Et ce commentaire est aussi faux qu’il est vrai que la réussite scolaire ne va pas nécessairement de pair avec un sac de relations, même si vous vous battez contre les conditions de classe. Grâce à l’énorme sacrifice de ses parents, cette amie a pu payer des cours de langue, et avec les siens, sortir en public et obtenir des séjours de travail. Mais, malgré son énorme effort et le manque d’heures de sommeil, il n’a pas métabolisé ce que ses collègues recevaient, car il lui manquait encore.
Ce quelque chose était les flux ou « comment les choses fonctionnent » dans le monde. Beaucoup de jeunes auraient les compétences ou la formation, mais se sentiraient très perdus en ne connaissant pas le guide des options, en n’ayant pas les conseils nécessaires.

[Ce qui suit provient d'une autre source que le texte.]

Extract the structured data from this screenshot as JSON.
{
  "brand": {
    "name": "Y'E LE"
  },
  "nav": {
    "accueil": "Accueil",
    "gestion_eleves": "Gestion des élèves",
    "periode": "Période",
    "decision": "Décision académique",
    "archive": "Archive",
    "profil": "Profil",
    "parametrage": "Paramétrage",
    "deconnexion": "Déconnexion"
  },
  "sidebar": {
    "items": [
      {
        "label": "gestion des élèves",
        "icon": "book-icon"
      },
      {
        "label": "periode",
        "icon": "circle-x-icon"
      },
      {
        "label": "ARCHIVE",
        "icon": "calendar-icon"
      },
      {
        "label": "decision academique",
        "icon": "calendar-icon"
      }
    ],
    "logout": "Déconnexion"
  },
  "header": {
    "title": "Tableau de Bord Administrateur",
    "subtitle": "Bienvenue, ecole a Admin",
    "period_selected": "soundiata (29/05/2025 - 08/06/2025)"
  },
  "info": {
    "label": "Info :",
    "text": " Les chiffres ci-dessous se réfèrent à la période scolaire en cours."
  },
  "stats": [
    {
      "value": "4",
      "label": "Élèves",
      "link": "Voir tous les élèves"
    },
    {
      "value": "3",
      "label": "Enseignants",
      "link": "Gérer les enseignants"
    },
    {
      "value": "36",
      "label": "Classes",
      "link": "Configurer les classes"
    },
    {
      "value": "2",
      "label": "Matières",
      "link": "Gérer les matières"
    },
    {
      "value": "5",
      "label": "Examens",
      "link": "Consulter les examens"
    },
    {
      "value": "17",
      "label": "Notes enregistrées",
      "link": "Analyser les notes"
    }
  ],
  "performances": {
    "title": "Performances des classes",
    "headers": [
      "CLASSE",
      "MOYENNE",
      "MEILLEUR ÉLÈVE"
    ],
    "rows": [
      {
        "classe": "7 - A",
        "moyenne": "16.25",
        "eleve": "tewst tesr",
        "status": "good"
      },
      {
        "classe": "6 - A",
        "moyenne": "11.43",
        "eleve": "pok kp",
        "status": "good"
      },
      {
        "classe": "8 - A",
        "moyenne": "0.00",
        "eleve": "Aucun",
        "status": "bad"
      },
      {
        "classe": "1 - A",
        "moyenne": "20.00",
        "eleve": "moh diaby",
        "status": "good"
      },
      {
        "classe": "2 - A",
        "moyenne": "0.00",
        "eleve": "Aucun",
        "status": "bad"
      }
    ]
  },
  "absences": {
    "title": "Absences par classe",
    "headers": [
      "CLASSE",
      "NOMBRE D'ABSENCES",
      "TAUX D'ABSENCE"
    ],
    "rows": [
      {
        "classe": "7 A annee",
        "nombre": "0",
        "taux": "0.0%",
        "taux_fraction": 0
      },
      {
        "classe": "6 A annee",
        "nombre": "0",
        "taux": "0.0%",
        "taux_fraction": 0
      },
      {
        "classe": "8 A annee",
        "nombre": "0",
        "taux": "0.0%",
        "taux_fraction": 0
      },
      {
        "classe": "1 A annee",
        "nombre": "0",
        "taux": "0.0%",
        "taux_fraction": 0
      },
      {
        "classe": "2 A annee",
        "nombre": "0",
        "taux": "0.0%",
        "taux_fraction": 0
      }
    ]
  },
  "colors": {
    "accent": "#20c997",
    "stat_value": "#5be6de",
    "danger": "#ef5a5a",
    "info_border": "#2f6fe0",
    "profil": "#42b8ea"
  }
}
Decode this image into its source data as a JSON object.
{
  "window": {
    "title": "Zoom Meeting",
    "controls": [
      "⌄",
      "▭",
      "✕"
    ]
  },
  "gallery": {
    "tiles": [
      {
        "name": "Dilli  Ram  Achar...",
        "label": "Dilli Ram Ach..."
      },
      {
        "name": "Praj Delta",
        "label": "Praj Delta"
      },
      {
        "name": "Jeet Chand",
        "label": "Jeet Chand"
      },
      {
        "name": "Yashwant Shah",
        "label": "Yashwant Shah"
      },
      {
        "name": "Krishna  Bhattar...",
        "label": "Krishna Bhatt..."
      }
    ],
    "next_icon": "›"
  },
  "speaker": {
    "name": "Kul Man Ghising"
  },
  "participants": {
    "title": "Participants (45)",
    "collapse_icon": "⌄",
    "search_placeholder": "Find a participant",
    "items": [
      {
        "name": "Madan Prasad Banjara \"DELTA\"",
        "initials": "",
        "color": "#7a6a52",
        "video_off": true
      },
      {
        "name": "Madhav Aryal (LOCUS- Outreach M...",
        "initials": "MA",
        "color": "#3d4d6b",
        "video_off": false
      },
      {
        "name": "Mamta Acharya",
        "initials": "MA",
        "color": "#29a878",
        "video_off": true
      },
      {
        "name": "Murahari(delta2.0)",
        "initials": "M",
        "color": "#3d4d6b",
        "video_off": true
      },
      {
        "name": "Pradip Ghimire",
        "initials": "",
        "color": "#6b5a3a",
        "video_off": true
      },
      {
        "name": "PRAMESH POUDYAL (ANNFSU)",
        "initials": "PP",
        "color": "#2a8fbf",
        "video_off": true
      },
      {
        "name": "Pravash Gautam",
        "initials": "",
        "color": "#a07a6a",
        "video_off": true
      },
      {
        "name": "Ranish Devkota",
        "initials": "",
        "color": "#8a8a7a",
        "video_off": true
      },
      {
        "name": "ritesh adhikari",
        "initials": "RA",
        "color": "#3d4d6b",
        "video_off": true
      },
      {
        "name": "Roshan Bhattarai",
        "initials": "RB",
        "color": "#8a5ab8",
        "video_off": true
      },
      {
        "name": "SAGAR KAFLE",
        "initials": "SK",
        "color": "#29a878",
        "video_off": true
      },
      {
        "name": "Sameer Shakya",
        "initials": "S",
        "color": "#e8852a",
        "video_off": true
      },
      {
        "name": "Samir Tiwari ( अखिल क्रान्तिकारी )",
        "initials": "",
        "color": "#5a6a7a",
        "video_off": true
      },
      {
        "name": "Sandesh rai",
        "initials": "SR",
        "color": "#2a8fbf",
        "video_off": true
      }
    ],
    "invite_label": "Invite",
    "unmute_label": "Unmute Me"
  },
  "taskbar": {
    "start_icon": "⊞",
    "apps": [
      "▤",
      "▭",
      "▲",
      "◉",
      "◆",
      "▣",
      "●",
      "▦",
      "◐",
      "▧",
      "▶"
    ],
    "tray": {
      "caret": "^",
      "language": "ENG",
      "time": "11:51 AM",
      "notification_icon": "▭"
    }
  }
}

Autant les instituts ou les universités proposent des conférences à leurs étudiants, autant les connaissances de terrain réelles, ou « informations » sur certains mondes, continuent d’être un élément souvent lié à la classe sociale des parents.
Bien qu’il y en ait un autre qui manque à mon ami, qui m’a rappelé la confession d’un homme politique espagnol il y a quelques années à un journaliste : « Bien que je travaille dans ces sphères de la diplomatie, il est évident que je ne suis pas l’un des leur. Elle est palpable dans la sécurité, dans la parole, dans la manière de raconter, dans le bagage… ». Bref, on remarquait qu’il n’appartenait pas à la liturgie de ces pairs distingués.
Et peut-être la réflexion sous-jacente réside-t-elle dans l’effort que fait le public pour la promotion d’une élite parmi les étudiants de la classe ouvrière. Bien sûr, l’Etat doit d’abord offrir des opportunités à l’ensemble, à travers des bourses par niveau socio-économique. Cependant, l’État peut aller plus loin et accompagner de manière exhaustive les plus brillants du monde, en offrant un traitement encore plus personnalisé à ceux qui frôlent l’excellence, mais qui ne vivent pas dans des environnements d’information ou de contacts sélectionnés.
Soit par manque de financement, soit à cause d’un complexe, refuser de la sphère publique aux meilleurs de la classe modeste un effort intensif de promotion, ou de capital social, continue d’entraver en partie leur ascension. Leur illusion que s’ils obtiennent le même programme que les riches, ils rivaliseront à peu près à égalité, court alors le risque de devenir la balle invisible avec laquelle le système les divertit, malgré la difficulté éventuelle de satisfaire cet idéal. Vient ensuite la claque lorsqu’ils rencontrent les vraies élites, en l’occurrence internationales, issues de cercles privés qu’ils n’ont jamais habités, et où ils ne se sentiront jamais parmi car il leur manquera toujours ce tangible mais abstrait.